Nobel Committee: Children + Education = Peace
15 Oct 2014The announcement of the shared Nobel Prize for Peace should resonate with all of us who believe that children are our future – our hope for tomorrow. While tensions between India and Pakistan are well known, and tensions between Muslims and Hindus are historic, the Norwegian Nobel Committee, in its wisdom, recognized the commonality between its 2014 Nobel Laureates for Peace: a 60-year-old Hindu man from India and a 17-year-old Muslim girl from Pakistan. [See Nobelprize.org, Thorbjørn Jagland, Chairman of the Norwegian Nobel Committee announces winners of the 2014 Nobel Prize for Peace.]
Kalash Satyarthi, of India, has devoted himself to ending child labor through peaceful efforts since 1980, when he left his work as an electrical engineer to form his organization, Bachpan Bachao Andolan. In the ensuing years, the number of child laborers has reduced worldwide by nearly 80 million, but he is restless to do more. [See Kailash Satyarthi: The Tireless, Unlikely and Accessible Nobel Peace Prize Winner by Ben Doherty, The Guardian, 12.Oct.2014.] In the announcement, Thorbjørn Jagland, Chairman of the Norwegian Nobel Committee, made a point of stating, “Children must go to school – not be exploited.”
And this brings us to the other winner of the 2014 Nobel Prize for Peace. The youngest person to ever receive the distinction is 17-year-old Malala Yousafzay, of Pakistan.
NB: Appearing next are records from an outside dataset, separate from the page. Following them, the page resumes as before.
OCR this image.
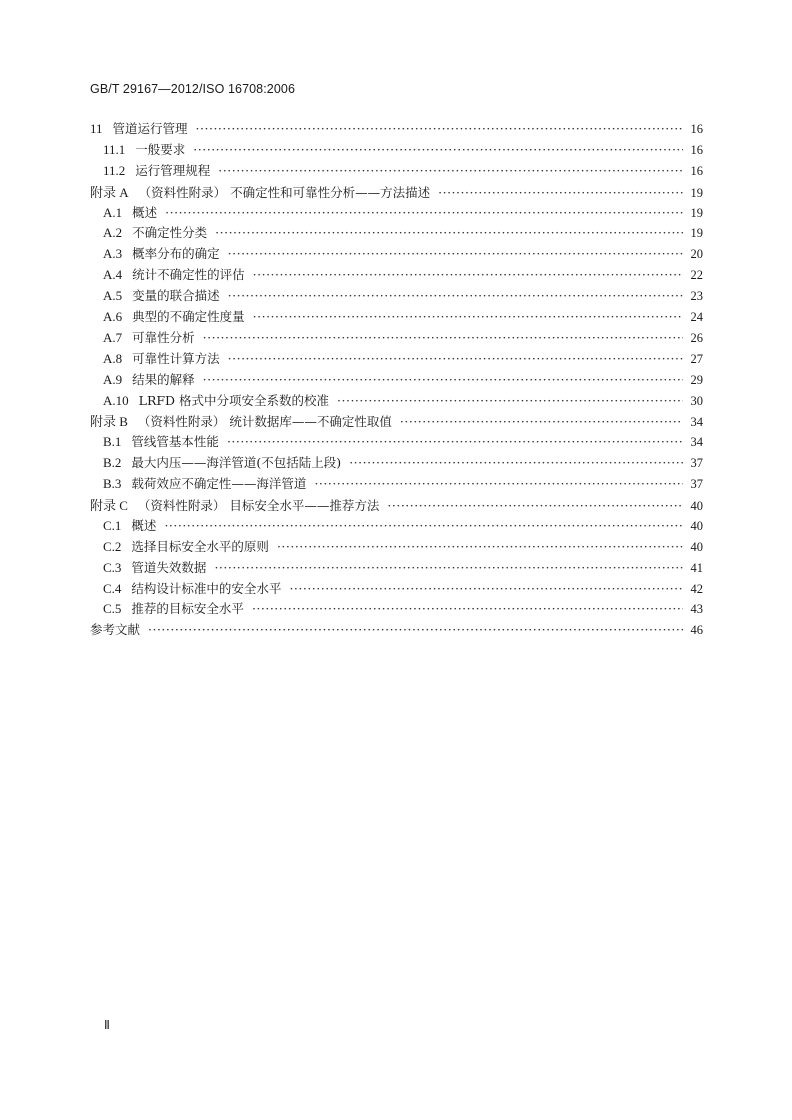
GB/T 29167—2012/ISO 16708:2006
11 管道运行管理 ·····	16
11.1 一般要求 ·····	16
11.2 运行管理规程 ·····	16
附录 A （资料性附录） 不确定性和可靠性分析——方法描述 ·····	19
A.1 概述 ·····	19
A.2 不确定性分类 ·····	19
A.3 概率分布的确定 ·····	20
A.4 统计不确定性的评估 ·····	22
A.5 变量的联合描述 ·····	23
A.6 典型的不确定性度量 ·····	24
A.7 可靠性分析 ·····	26
A.8 可靠性计算方法 ·····	27
A.9 结果的解释 ·····	29
A.10 LRFD 格式中分项安全系数的校准 ·····	30
附录 B （资料性附录） 统计数据库——不确定性取值 ·····	34
B.1 管线管基本性能 ·····	34
B.2 最大内压——海洋管道(不包括陆上段) ·····	37
B.3 载荷效应不确定性——海洋管道 ·····	37
附录 C （资料性附录） 目标安全水平——推荐方法 ·····	40
C.1 概述 ·····	40
C.2 选择目标安全水平的原则 ·····	40
C.3 管道失效数据 ·····	41
C.4 结构设计标准中的安全水平 ·····	42
C.5 推荐的目标安全水平 ·····	43
参考文献 ·····	46
Ⅱ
Malala just wanted to go to school, but she nearly paid with her life at the hands of the Taliban for making her desire public, and had to flee her country and undergo surgery to repair the damage made by a bullet to her brain. [See The 72 Hours that Saved Malala: Doctors Reveal for the First Time How Close She Came to Death by Nick Schifrin, ABC News via Good Morning America, 07.Oct.2013.] In preparation for Malala Day at the United Nations in July 2013, Secretary General Ban Ki-moon wrote, ” In far too many places, students like Malala and their teachers are threatened, assaulted, even killed…. Through hate-filled actions, extremists have shown what frightens them the most: a girl with a book.” [See ‘A Girl With a Book’ – Malala’s Day at the United Nations by Andrew C. Revkin, New York Times, Opinion Pages: Dot Earth,12.Jul.2013.]
The MurthyNAYAK Foundation also works to protect and advocate for the vulnerable in our society. We recognize that children are seldom able to speak out, and if they do, they are rarely heard. The attack on Malala earned her the right to be heard, and now more around the globe will listen to her passionate pleas to educate the daughters of the world. Mr. Satyarthi’s decades of work on behalf of children removes them from dangerous, exploitive labors and returns them to the classroom, and to childhood. The Nobel Committee recognizes that education for all children is critical in order for there to be understanding and, ultimately, peace.